Well, says Krauthammer,
Does he [President Obama] not think that a cloned human would be of extraordinary scientific interest? And yet he banned it.
Does this mean that Krauthammer thinks that cloning for human reproduction is in itself a good thing? Well, no, actually, even though his formulation is somewhat (unintentionally) ambiguous. He basically wants to point out that Obama is contradicting himself:
Is he so obtuse not to see that he had just made a choice of ethics over science? Yet, unlike President Bush, who painstakingly explained the balance of ethical and scientific goods he was trying to achieve, Obama did not even pretend to make the case why some practices are morally permissible and others not.
This is not just intellectual laziness. It is the moral arrogance of a man who continuously dismisses his critics as ideological while he is guided exclusively by pragmatism (in economics, social policy, foreign policy) and science in medical ethics.
Science has everything to say about what is possible. Science has nothing to say about what is permissible. Obama's pretense that he will "restore science to its rightful place" and make science, not ideology, dispositive in moral debates is yet more rhetorical sleight of hand -- this time to abdicate decision-making and color his own ideological preferences as authentically "scientific."
In other words, it is not that Obama is doing wrong when he bans the use of cloning for human reproduction purposes, but the ban should be far more extensive.
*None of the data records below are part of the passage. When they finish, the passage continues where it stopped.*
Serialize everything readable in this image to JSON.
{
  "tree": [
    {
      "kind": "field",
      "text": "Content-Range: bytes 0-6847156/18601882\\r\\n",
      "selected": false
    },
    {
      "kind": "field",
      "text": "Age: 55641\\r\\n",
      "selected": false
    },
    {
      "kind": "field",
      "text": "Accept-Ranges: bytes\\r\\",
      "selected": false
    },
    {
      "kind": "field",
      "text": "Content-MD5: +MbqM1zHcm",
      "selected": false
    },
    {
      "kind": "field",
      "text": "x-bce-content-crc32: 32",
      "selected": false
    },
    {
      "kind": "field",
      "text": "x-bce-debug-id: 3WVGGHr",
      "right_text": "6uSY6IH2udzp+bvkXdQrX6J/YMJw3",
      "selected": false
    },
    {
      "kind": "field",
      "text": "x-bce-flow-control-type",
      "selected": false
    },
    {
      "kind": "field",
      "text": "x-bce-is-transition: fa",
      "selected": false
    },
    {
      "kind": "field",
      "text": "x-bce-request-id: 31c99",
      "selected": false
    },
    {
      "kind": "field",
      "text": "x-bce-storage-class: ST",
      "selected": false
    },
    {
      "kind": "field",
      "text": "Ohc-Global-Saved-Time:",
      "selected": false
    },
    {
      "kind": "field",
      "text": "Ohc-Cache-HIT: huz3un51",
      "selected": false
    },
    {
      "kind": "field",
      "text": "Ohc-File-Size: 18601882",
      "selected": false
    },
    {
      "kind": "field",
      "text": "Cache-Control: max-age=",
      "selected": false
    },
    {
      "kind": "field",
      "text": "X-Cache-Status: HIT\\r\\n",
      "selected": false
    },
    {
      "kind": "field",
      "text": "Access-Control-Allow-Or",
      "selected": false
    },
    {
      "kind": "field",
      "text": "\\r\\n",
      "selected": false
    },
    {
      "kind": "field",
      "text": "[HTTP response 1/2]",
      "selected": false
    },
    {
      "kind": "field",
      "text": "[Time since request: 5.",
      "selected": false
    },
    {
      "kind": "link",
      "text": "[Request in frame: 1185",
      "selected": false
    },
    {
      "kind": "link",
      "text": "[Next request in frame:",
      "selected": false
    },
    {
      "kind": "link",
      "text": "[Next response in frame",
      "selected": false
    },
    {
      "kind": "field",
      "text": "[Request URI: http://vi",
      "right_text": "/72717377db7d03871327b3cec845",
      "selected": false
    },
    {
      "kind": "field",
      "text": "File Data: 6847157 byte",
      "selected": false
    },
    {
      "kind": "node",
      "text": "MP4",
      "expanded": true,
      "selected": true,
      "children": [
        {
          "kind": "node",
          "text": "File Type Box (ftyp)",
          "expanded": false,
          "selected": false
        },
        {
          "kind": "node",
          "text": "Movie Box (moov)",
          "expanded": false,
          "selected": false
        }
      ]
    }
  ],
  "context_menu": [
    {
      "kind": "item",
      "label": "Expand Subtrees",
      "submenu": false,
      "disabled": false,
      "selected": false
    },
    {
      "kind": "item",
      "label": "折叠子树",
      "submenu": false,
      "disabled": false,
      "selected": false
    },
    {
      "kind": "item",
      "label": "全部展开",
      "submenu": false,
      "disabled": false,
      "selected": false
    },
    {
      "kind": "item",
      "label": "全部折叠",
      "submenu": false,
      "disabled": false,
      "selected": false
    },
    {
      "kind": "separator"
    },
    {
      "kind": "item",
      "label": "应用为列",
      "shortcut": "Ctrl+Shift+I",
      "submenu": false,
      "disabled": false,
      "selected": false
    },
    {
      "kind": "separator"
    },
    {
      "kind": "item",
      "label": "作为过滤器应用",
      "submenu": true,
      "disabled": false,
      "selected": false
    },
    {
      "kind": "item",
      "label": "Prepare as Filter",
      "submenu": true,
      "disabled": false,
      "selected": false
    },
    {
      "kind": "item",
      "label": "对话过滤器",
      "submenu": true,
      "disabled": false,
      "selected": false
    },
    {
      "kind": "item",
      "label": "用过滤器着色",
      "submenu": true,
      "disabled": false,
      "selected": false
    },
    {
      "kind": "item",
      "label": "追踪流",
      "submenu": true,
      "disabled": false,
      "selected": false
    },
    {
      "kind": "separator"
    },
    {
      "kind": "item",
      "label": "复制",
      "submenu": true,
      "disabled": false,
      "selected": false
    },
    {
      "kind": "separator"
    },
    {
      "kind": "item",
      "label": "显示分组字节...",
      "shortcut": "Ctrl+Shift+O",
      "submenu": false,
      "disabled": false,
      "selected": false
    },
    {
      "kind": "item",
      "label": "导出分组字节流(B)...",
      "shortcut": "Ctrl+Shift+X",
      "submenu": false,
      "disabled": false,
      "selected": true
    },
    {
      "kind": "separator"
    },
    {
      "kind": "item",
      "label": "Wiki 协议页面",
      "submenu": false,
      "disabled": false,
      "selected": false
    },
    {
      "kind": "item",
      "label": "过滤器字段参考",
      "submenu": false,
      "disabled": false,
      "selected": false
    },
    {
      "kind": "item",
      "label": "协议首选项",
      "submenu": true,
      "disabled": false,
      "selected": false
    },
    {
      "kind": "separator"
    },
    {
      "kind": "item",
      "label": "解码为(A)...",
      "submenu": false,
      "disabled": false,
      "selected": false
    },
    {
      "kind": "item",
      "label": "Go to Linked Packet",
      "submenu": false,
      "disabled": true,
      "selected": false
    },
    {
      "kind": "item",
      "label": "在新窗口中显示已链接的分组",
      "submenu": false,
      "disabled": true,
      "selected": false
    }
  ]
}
Quite a different story.
However, what is now certain is that it’s time for Obama’s pro-life supporters to face the facts: despite superficial and misleading appearances, Obama supports human cloning for embryo-destructive research.
To conclude, for those who might still have doubts, here is what Ian Wilmut, famed for creating Dolly the cloned sheep, had to say about reproductive cloning in an August 2008 interview to Scientific American:
S.A. Why do you think a ban on reproductive cloning is important?
W. Quite apart from anything else, I think it would be entirely appropriate to get a ban at the present time because there is a very significant risk of dead babies or of children with severe abnormalities. The list of abnormalities which we've seen in livestock and in mice is very long and quite horrifying if you think of it in terms of children. In one lamb, it panted all of its life, even when it rested, because of restricted blood flow through the lungs. After two weeks we decided that it was kinder to end its life because we could not correct the abnormality. And, of course, it wouldn't be without risk to the woman who was giving birth to the child because there are often difficulties. And so, on those grounds alone, I would have thought that there would be pretty well a unanimous wish to prevent that sort of thing happening.
My own view has not changed at all that there are other reasons why reproductive cloning should be prohibited, which are essentially because of the psychological effects of being a clone. We do tend to anticipate and expect that children will be like their parents. And I think that would be even stronger if the child were a clone. And so that's the reason why I would be concerned about it.